Can you imagine? Tuition at the University of California school system was little more than $100 a year. State schools like San Jose State and Fresno State, were just a little more. The explosion of junion colleges (not the ersatz community colleges of today) were affordable, and were often the preferred means of beginning the route to a BA. Thus the fifties generation was the most highly educated group of young people in American history.
The difference between then and now is that those students cherished their opportunity to advance. Today's kids think higher education is a right, as is the right not to fail. It is a significant difference.
Oh, and by the way, a "student loan" was unheard of, and "working one's way through college" was so common it was taken for granted.
I've seen the footage of Woodstock and the rest of the 60s. It wasn't just high school kids who were smoking the pot and living in communes, etc. There were plenty of people in their 20s and 30s too, which places them in high school in the 1950s. I've recently read books by Tom Wolfe and Hunter Thompson about hippie life and the Hell's Angels in the mid-1960s. I think 1965 was the key year for both books. The main characters in these books were already in their late 20s and early 30s. That means that they were products of the 1950s. That is, they were in high school during the 1950s.
I'm not trying to make an agenda with those facts. Just wanted to rebut your statement that I have a poor grasp on history.
Sam Adams, you yourself have a poor grasp of history! The fifties were not a time of pot-smoking, acid-dropping, and hip-hopping. It was the first generation in American history whose students, born of working parents, could study and grasp the opportunity that higher education offered.
Can you imagine? Tuition at the University of California school system was little more than $100 a year. State schools like San Jose State and Fresno State, were just a little more. The explosion of junion colleges (not the ersatz community colleges of today) were affordable, and were often the preferred means of beginning the route to a BA. Thus the fifties generation was the most highly educated group of young people in American history.

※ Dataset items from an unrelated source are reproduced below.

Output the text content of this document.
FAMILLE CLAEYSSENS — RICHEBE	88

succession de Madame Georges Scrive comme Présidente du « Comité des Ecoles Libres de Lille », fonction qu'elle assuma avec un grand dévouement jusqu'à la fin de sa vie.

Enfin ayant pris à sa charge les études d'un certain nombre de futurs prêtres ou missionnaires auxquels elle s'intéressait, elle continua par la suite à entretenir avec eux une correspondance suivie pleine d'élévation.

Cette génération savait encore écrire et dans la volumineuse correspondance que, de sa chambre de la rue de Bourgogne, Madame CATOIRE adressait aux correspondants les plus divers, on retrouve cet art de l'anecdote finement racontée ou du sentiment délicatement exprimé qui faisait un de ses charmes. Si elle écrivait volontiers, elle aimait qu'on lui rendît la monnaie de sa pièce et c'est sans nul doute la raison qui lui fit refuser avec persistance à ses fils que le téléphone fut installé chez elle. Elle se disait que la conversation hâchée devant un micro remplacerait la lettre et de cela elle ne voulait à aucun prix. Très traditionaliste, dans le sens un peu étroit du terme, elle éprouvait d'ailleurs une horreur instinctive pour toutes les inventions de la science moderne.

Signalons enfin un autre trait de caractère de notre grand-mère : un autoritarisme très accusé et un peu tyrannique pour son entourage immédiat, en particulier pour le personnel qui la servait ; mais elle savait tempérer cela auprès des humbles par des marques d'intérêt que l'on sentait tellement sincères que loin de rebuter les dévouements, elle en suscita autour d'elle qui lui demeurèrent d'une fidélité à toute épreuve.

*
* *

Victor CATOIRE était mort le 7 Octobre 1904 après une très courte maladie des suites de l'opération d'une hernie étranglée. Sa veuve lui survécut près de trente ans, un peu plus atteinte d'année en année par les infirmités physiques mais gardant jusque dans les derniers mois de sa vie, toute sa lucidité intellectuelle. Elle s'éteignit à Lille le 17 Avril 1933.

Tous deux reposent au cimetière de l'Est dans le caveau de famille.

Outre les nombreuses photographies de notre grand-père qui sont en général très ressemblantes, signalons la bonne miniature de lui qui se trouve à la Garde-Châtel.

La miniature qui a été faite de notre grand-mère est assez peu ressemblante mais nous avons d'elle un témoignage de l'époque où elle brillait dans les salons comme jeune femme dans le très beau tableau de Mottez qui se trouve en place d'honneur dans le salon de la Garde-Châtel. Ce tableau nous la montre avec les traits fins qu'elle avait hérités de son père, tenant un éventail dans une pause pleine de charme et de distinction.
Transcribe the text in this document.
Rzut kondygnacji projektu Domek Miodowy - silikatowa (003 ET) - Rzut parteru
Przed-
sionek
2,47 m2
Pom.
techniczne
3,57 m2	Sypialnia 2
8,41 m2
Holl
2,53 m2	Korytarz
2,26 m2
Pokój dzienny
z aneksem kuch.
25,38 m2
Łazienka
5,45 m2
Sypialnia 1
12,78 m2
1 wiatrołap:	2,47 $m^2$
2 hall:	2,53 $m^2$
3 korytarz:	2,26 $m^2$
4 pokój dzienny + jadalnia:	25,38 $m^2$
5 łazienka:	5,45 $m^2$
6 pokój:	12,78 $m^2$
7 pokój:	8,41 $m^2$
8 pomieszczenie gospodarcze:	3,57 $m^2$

The difference between then and now is that those students cherished their opportunity to advance. Today's kids think higher education is a right, as is the right not to fail. It is a significant difference.
Oh, and by the way, a "student loan" was unheard of, and "working one's way through college" was so common it was taken for granted.
PK - HS1952, BA1956, MA1967, PhD1971 with no Student Loans, no debts, some scholarships. Grew up "poor". Retired young. The '50s strikes again!